Obama’s next move: to the center

With his lead over McCain in the polls now gone, the Democratic nominee must woo independents.

Mary Knox Merrill/Staff
Undecided: College student Paul Weskalnies, getting his hair cut in Golden, Colo., is leaning toward the GOP, but not enthusiasically.

Denver – No matter how big (or small) the postconvention bounce for Barack Obama, the newly minted Democratic presidential nominee has his work cut out for him.

His steady, summer-long lead of 4 to 6 points all but evaporated in the run-up to the Democratic convention, as Republican rival John McCain went on the attack.
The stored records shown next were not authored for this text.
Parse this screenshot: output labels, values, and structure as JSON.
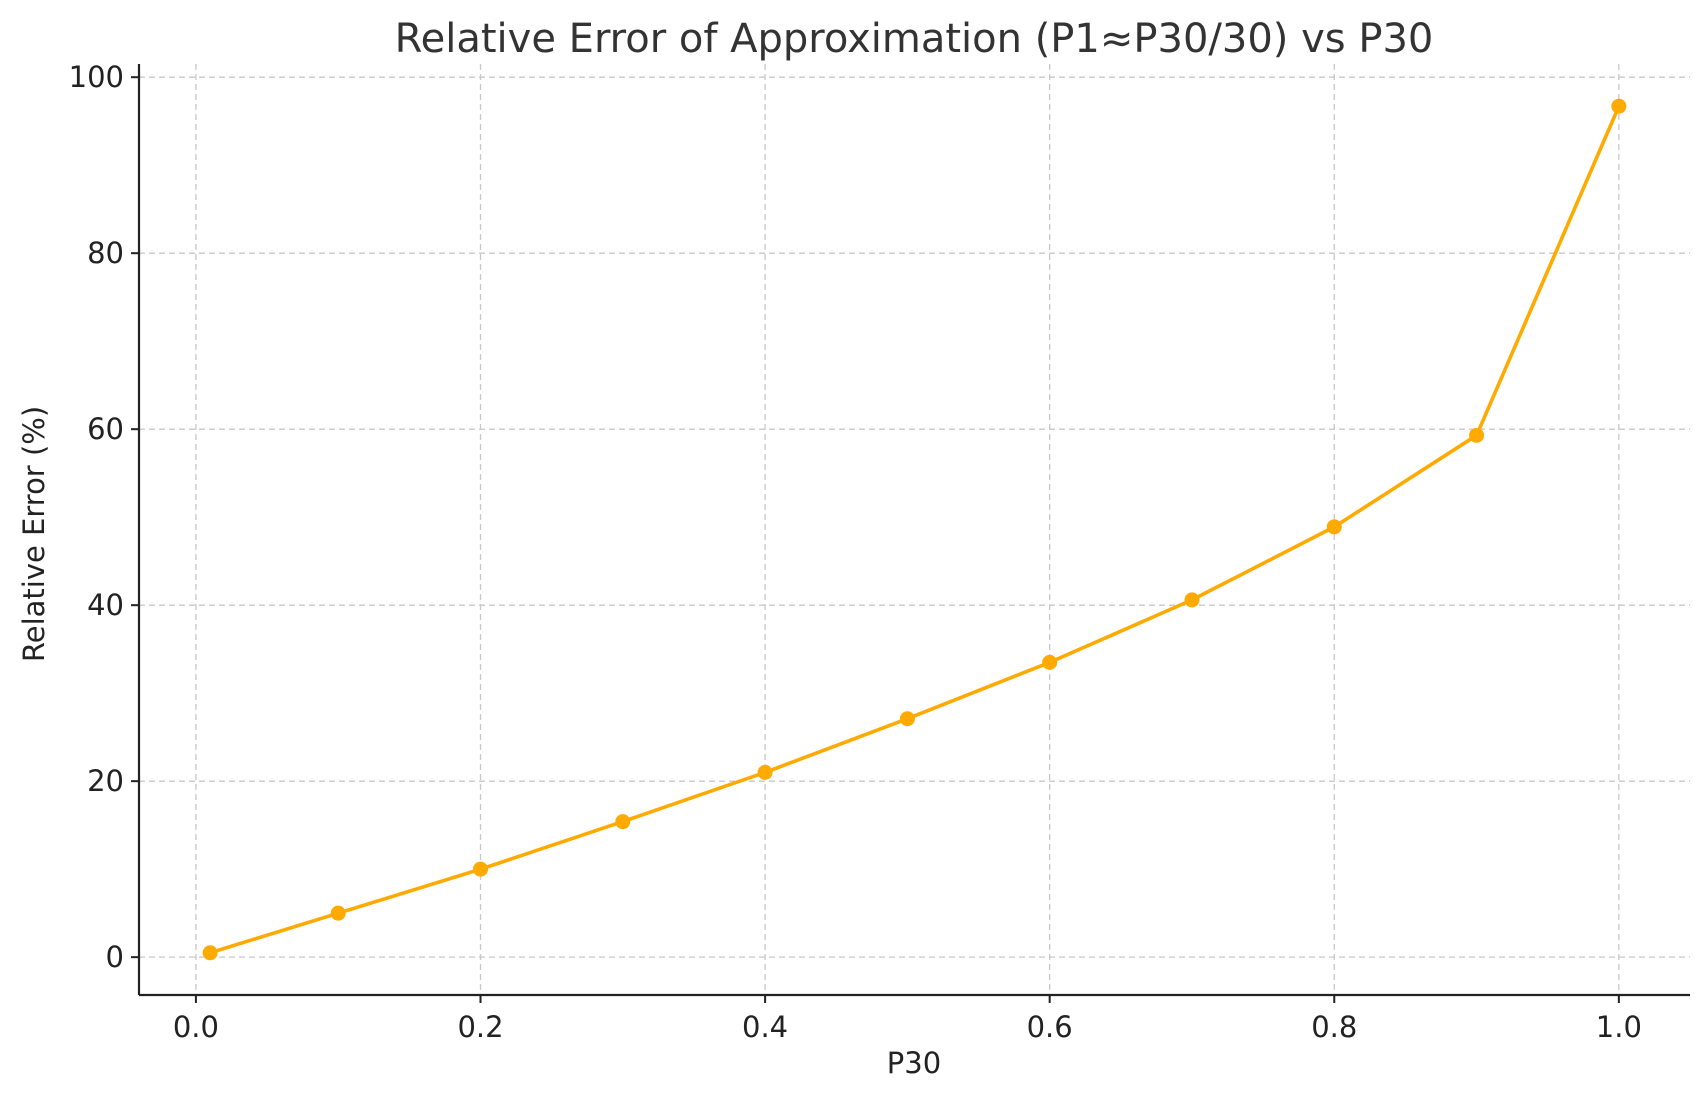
{
  "chart_data": {
    "type": "line",
    "title": "Relative Error of Approximation (P1≈P30/30) vs P30",
    "xlabel": "P30",
    "ylabel": "Relative Error (%)",
    "xlim": [
      -0.04,
      1.05
    ],
    "ylim": [
      -4.3,
      101.5
    ],
    "x_ticks": [
      0.0,
      0.2,
      0.4,
      0.6,
      0.8,
      1.0
    ],
    "x_tick_labels": [
      "0.0",
      "0.2",
      "0.4",
      "0.6",
      "0.8",
      "1.0"
    ],
    "y_ticks": [
      0,
      20,
      40,
      60,
      80,
      100
    ],
    "y_tick_labels": [
      "0",
      "20",
      "40",
      "60",
      "80",
      "100"
    ],
    "grid": true,
    "series": [
      {
        "color": "#FFAA00",
        "marker": "circle",
        "x": [
          0.01,
          0.1,
          0.2,
          0.3,
          0.4,
          0.5,
          0.6,
          0.7,
          0.8,
          0.9,
          1.0
        ],
        "y": [
          0.5,
          5.0,
          10.0,
          15.4,
          21.0,
          27.1,
          33.5,
          40.6,
          48.9,
          59.3,
          96.7
        ]
      }
    ]
  }
}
Now Senator Obama must not only solidify his Democratic base and keep wooing recalcitrant supporters of former rival Hillary Rodham Clinton, he must also reach into the nation’s political center, where the election will be won. Any notion that the Democrats would coast to victory has vanished.

“The history of presidential elections in this country, for a very long time, has been that they’re relatively close,” said chief Obama strategist David Axelrod, speaking at a Monitor breakfast Thursday. “We had no illusions that this was going to be anything but close.”
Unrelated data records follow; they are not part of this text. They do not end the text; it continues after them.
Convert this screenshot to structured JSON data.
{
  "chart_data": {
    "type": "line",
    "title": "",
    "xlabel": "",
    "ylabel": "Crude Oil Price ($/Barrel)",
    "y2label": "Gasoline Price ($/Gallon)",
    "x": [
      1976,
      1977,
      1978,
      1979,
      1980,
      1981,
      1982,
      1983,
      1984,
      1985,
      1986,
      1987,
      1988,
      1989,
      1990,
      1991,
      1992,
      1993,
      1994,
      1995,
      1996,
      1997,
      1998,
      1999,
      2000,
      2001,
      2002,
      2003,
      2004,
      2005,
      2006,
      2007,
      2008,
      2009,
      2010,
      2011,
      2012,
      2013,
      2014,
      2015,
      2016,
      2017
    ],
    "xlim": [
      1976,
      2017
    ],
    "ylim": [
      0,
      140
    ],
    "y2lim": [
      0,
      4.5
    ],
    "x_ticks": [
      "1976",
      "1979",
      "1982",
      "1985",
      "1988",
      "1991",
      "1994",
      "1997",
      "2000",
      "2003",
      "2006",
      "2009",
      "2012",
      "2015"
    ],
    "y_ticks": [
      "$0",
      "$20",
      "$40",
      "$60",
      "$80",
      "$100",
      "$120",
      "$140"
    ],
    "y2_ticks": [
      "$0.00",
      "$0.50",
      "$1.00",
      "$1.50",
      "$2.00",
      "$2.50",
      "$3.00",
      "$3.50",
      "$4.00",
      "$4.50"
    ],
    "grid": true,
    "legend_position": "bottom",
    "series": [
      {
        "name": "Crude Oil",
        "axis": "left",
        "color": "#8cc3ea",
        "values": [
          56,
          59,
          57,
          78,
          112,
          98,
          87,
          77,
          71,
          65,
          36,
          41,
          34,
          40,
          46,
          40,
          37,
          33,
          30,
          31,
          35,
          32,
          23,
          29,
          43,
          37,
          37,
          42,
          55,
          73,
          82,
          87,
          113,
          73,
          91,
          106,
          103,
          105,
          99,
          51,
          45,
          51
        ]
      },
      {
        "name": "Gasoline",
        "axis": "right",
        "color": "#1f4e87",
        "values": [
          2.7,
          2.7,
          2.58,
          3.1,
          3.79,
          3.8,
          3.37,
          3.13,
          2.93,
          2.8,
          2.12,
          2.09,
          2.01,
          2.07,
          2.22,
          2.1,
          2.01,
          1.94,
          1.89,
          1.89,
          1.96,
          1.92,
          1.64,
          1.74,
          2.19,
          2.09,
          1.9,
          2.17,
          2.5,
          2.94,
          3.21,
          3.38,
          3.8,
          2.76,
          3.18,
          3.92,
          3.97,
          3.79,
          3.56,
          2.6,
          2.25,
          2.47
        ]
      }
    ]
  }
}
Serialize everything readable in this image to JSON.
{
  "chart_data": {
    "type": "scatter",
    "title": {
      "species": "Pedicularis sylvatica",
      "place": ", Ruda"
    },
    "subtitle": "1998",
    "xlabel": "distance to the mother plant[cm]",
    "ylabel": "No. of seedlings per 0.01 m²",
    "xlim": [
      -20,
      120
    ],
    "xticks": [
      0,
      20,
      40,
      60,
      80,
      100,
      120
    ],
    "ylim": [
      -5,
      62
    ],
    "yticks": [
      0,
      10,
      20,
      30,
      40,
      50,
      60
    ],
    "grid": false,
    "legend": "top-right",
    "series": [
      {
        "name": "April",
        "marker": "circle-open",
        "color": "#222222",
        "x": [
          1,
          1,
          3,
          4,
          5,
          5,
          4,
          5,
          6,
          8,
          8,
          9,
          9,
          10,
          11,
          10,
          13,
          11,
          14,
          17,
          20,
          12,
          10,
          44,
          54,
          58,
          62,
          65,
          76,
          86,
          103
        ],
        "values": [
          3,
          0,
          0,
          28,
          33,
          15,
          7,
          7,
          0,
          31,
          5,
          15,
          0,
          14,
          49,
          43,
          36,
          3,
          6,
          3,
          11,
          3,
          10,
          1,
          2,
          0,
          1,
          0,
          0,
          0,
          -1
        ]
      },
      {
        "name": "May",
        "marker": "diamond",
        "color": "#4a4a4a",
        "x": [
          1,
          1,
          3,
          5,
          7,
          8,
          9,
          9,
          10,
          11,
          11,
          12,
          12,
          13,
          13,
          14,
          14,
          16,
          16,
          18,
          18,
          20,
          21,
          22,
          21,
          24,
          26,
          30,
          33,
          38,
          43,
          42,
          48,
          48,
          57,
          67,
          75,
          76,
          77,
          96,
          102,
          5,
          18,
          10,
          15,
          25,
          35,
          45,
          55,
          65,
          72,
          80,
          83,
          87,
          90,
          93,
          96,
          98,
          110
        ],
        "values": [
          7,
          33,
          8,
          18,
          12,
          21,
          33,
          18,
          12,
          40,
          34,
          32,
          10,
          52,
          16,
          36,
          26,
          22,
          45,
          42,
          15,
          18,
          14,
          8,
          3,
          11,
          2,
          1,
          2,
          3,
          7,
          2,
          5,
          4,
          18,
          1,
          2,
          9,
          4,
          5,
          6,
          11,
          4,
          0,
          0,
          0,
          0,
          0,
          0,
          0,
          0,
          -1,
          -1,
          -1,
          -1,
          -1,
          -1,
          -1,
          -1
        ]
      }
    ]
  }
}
Still, as with two years ago, when voters swept the Republicans out of power in Congress, the playing field remains tilted toward the Democrats.

Some 35 percent of voters self-identify as independent, according to the Gallup poll. But in stark contrast to the 2004 presidential race, where party identification was roughly tied, Democrats now enjoy a significant lead over Republicans in party ID – 36 percent to 29 percent. And that represents a narrowing of the gap compared with previous weeks, Gallup notes.
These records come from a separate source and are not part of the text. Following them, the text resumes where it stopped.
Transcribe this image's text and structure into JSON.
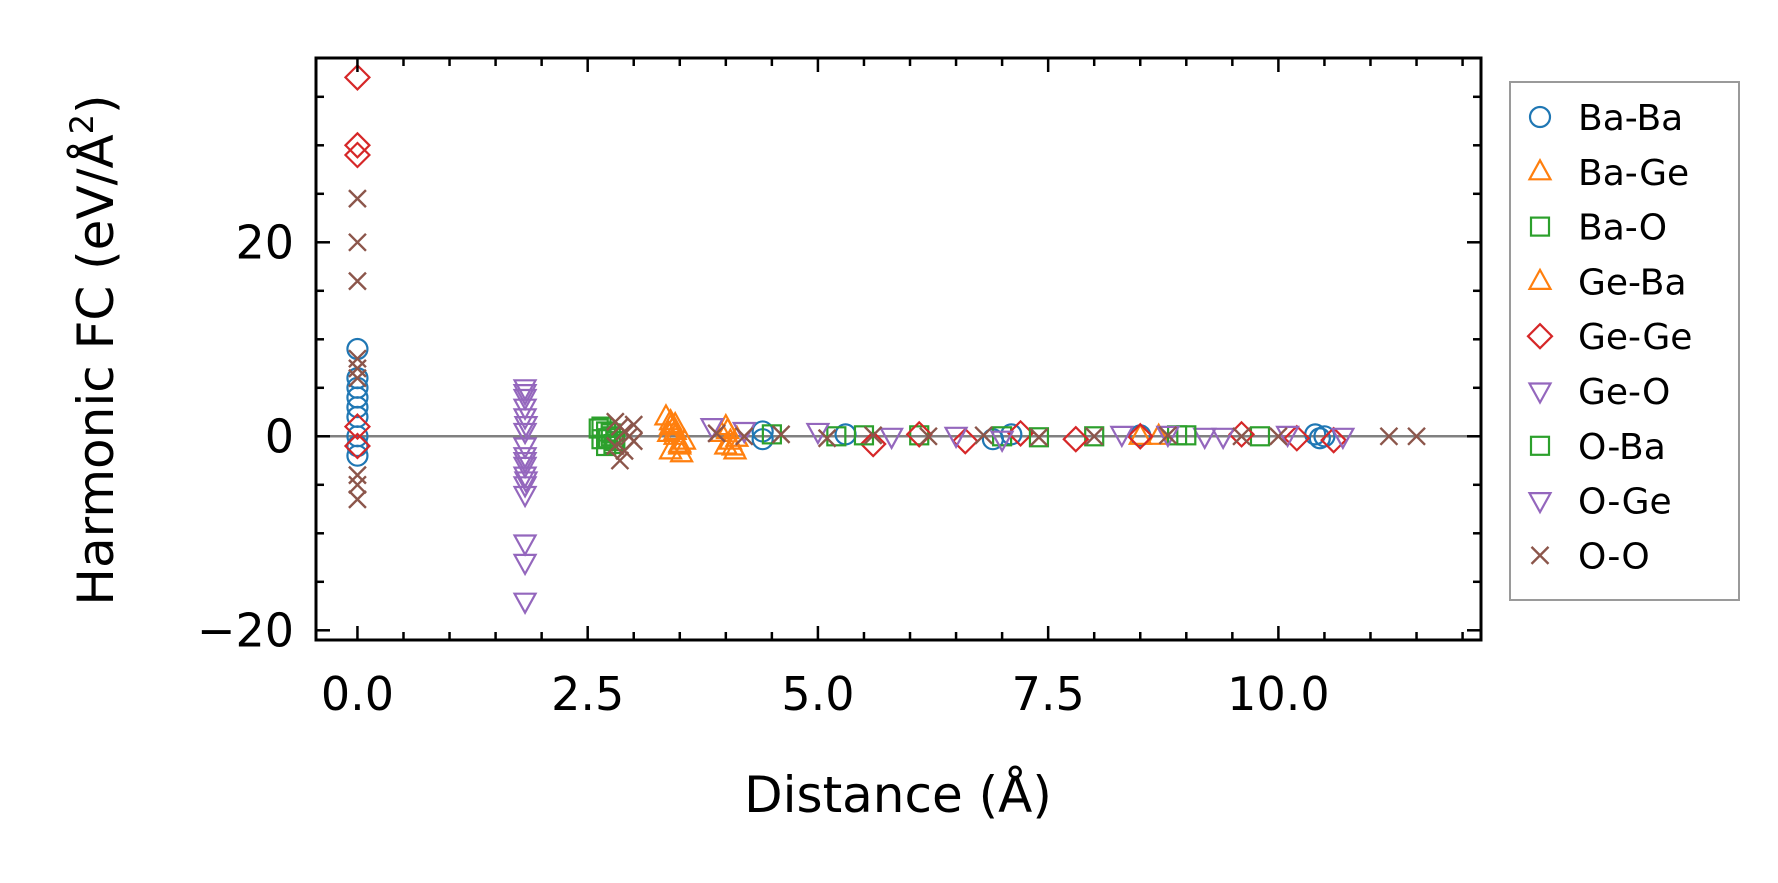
{
  "chart_data": {
    "type": "scatter",
    "title": "",
    "xlabel": "Distance (Å)",
    "ylabel": "Harmonic FC (eV/Å²)",
    "ylabel_parts": {
      "main": "Harmonic FC (eV/Å",
      "sup": "2",
      "close": ")"
    },
    "xlim": [
      -0.45,
      12.2
    ],
    "ylim": [
      -21,
      39
    ],
    "xticks": [
      0.0,
      2.5,
      5.0,
      7.5,
      10.0
    ],
    "xtick_labels": [
      "0.0",
      "2.5",
      "5.0",
      "7.5",
      "10.0"
    ],
    "yticks": [
      -20,
      0,
      20
    ],
    "ytick_labels": [
      "−20",
      "0",
      "20"
    ],
    "hline": 0,
    "legend_position": "outside-right",
    "series": [
      {
        "name": "Ba-Ba",
        "marker": "circle",
        "color": "#1f77b4",
        "x": [
          0,
          0,
          0,
          0,
          0,
          0,
          0,
          0,
          0,
          4.4,
          4.4,
          5.3,
          6.9,
          7.1,
          8.5,
          10.4,
          10.45,
          10.5
        ],
        "y": [
          9,
          6,
          4,
          2,
          0,
          -1,
          -2,
          5,
          3,
          0.5,
          -0.3,
          0.2,
          -0.3,
          0.2,
          0.1,
          0.2,
          -0.2,
          0
        ]
      },
      {
        "name": "Ba-Ge",
        "marker": "triangle-up",
        "color": "#ff7f0e",
        "x": [
          3.35,
          3.4,
          3.45,
          3.5,
          3.4,
          3.45,
          3.55,
          3.4,
          4.0,
          4.05,
          4.1,
          3.95,
          4.0,
          8.5,
          8.7
        ],
        "y": [
          2,
          1,
          0,
          -1,
          -1.5,
          0.5,
          -0.5,
          1.5,
          1,
          -0.5,
          -1.5,
          0.3,
          -1,
          0,
          0
        ]
      },
      {
        "name": "Ba-O",
        "marker": "square",
        "color": "#2ca02c",
        "x": [
          2.65,
          2.7,
          2.75,
          2.8,
          2.7,
          2.75,
          2.65,
          4.5,
          5.2,
          6.1,
          7.0,
          8.0,
          8.9,
          9.8
        ],
        "y": [
          1,
          0.5,
          0,
          -0.5,
          -1,
          0.3,
          -0.3,
          0.2,
          0,
          0.1,
          0,
          0,
          0.1,
          0
        ]
      },
      {
        "name": "Ge-Ba",
        "marker": "triangle-up",
        "color": "#ff7f0e",
        "x": [
          3.45,
          3.5,
          3.38,
          3.52,
          4.02,
          4.08,
          4.12
        ],
        "y": [
          1.2,
          -0.8,
          0.3,
          -1.8,
          0.6,
          -1.1,
          -0.2
        ]
      },
      {
        "name": "Ge-Ge",
        "marker": "diamond",
        "color": "#d62728",
        "x": [
          0,
          0,
          0,
          0,
          0,
          5.6,
          6.1,
          6.6,
          7.2,
          7.8,
          8.5,
          9.6,
          10.2,
          10.6
        ],
        "y": [
          37,
          30,
          29,
          1,
          -1,
          -0.8,
          0.2,
          -0.5,
          0.3,
          -0.3,
          0,
          0.2,
          -0.2,
          -0.4
        ]
      },
      {
        "name": "Ge-O",
        "marker": "triangle-down",
        "color": "#9467bd",
        "x": [
          1.82,
          1.82,
          1.82,
          1.82,
          1.82,
          1.82,
          1.82,
          1.82,
          1.82,
          1.82,
          1.82,
          1.82,
          1.82,
          1.82,
          1.82,
          1.82,
          3.85,
          5.0,
          5.8,
          7.0,
          8.3,
          9.2,
          10.1,
          10.7
        ],
        "y": [
          5,
          4.5,
          4,
          3,
          2,
          0.5,
          -1,
          -2,
          -2.5,
          -3,
          -4,
          -5,
          -6,
          -11,
          -13,
          -17,
          1,
          0.5,
          0,
          -0.3,
          0.2,
          0,
          0.2,
          0
        ]
      },
      {
        "name": "O-Ba",
        "marker": "square",
        "color": "#2ca02c",
        "x": [
          2.62,
          2.78,
          2.72,
          5.5,
          7.4,
          9.0
        ],
        "y": [
          0.8,
          -0.8,
          -0.2,
          0.1,
          -0.1,
          0.1
        ]
      },
      {
        "name": "O-Ge",
        "marker": "triangle-down",
        "color": "#9467bd",
        "x": [
          1.83,
          1.83,
          4.2,
          6.5,
          8.8,
          9.4
        ],
        "y": [
          1.2,
          -4.5,
          0.6,
          0.1,
          0.2,
          0
        ]
      },
      {
        "name": "O-O",
        "marker": "x",
        "color": "#8c564b",
        "x": [
          0,
          0,
          0,
          0,
          0,
          0,
          0,
          0,
          0,
          2.8,
          2.85,
          2.9,
          2.95,
          3.0,
          2.8,
          2.9,
          3.0,
          2.85,
          3.9,
          4.2,
          4.6,
          5.1,
          5.6,
          6.2,
          6.8,
          7.4,
          8.0,
          8.8,
          9.6,
          10.0,
          11.2,
          11.5
        ],
        "y": [
          24.5,
          20,
          16,
          8,
          7,
          6,
          -4,
          -5,
          -6.5,
          1.5,
          1,
          0.5,
          0,
          -0.5,
          -1,
          -1.5,
          1.2,
          -2.5,
          0.3,
          0,
          0.2,
          -0.2,
          0.1,
          0,
          0.1,
          -0.1,
          0,
          0.1,
          0,
          0,
          0,
          0
        ]
      }
    ]
  }
}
So even though Senator McCain is getting more support from his base (87 percent) than is Obama (78 percent), that gap is not as daunting as it may seem. All Obama has to do is match the percentages Democratic nominee John Kerry won four years ago, among Democrats, Republicans, and independents, and he will win the election by 3 percentage points, because of his party’s expanded base, Democratic strategist James Carville said at a Monitor luncheon Wednesday.

As convention week progressed, Democrats began to shift the campaign from a referendum on Obama to a contest between two men with starkly different personas, records, and policy positions. The marquee speakers of Wednesday night, former President Clinton and Obama running mate Joseph Biden, teed up harsh critiques of McCain.

“What you want in this situation is a choice,” says Democratic communications consultant Peter Fenn. “Hello, John McCain. Three-hundred billion more in tax breaks for the wealthy. More Iraqs and Afghanistans. We’ve been soft on McCain. Democrats shouldn’t be in such a defensive mood.”

The challenge for Obama is to extend the positive feelings from his convention through next week’s Republican convention, and into the final two-month sprint to Nov. 4. McCain is reportedly set to announce his running mate on Friday morning at a rally in Ohio – an apparent effort to step on any convention bounce Obama gets and divert media attention back to the GOP’s message.

But at least one story line from the Democrats’ week in the spotlight appears to have peaked: the Clinton-Obama soap opera. Predictions of massive street protests by unhappy Hillary Clinton supporters failed to materialize, with marchers numbering a little over 1,000, not the thousands some had predicted. And Bill and Hillary Clinton’s convention speeches were met enthusiastically by the party faithful. Senator Clinton herself, standing with the New York delegation, halted the roll-call vote Wednesday, allowing for Obama’s nomination by acclamation.

The media hyped the Clinton-Obama drama “way, way, way, way too much,” says Democratic pollster Mark Mellman. “If you watched it on TV, it was being played out as a personal psychodrama involving the Clinton family and Obama family, and the truth is that’s not what it is.”

The test of Obama-Clinton unity will come in the weeks ahead. If both Clintons stump for Obama, as promised, that will put the feud stories to rest.

Undecided voters and those soft in their support of one or another candidate will also face pressure to come to a decision – especially in crucial swing states, such as Colorado. Paul Weskalnies, a student at Colorado School of Mines in Golden, Colo., isn’t even sure if he’s going to vote for either major-party candidate, since his favorite, the Libertarian-leaning Rep. Ron Paul (R) of Texas, suspended his campaign.
Mr. Weskalnies thinks he’ll start researching his options in late September or early October. His biggest issues are the Iraq war (he favors the US staying there) and “big government.” Between the two major parties, he leans Republican, “but they’re still ‘governmentalists,’ ” he says.

Glenn Brand, a registered Democrat and Hillary Clinton supporter from Wheat Ridge, Colo., plans to wait until after the debates to make a decision. Obama gives him pause “because of his inexperience,” says the hardware-store worker. But “he’s going to have a good vice president, so that’s in his favor, for sure.” He says he hasn’t followed McCain that closely. “I just know he’s a little older, but he should have experience there, too.”

Bob List, a retired engineer in Golden, Colo., calls himself an independent. He started out inclined toward McCain, but the more he has heard Obama speak, the more he is leaning toward him. “His charisma has a purpose,” says Mr. List.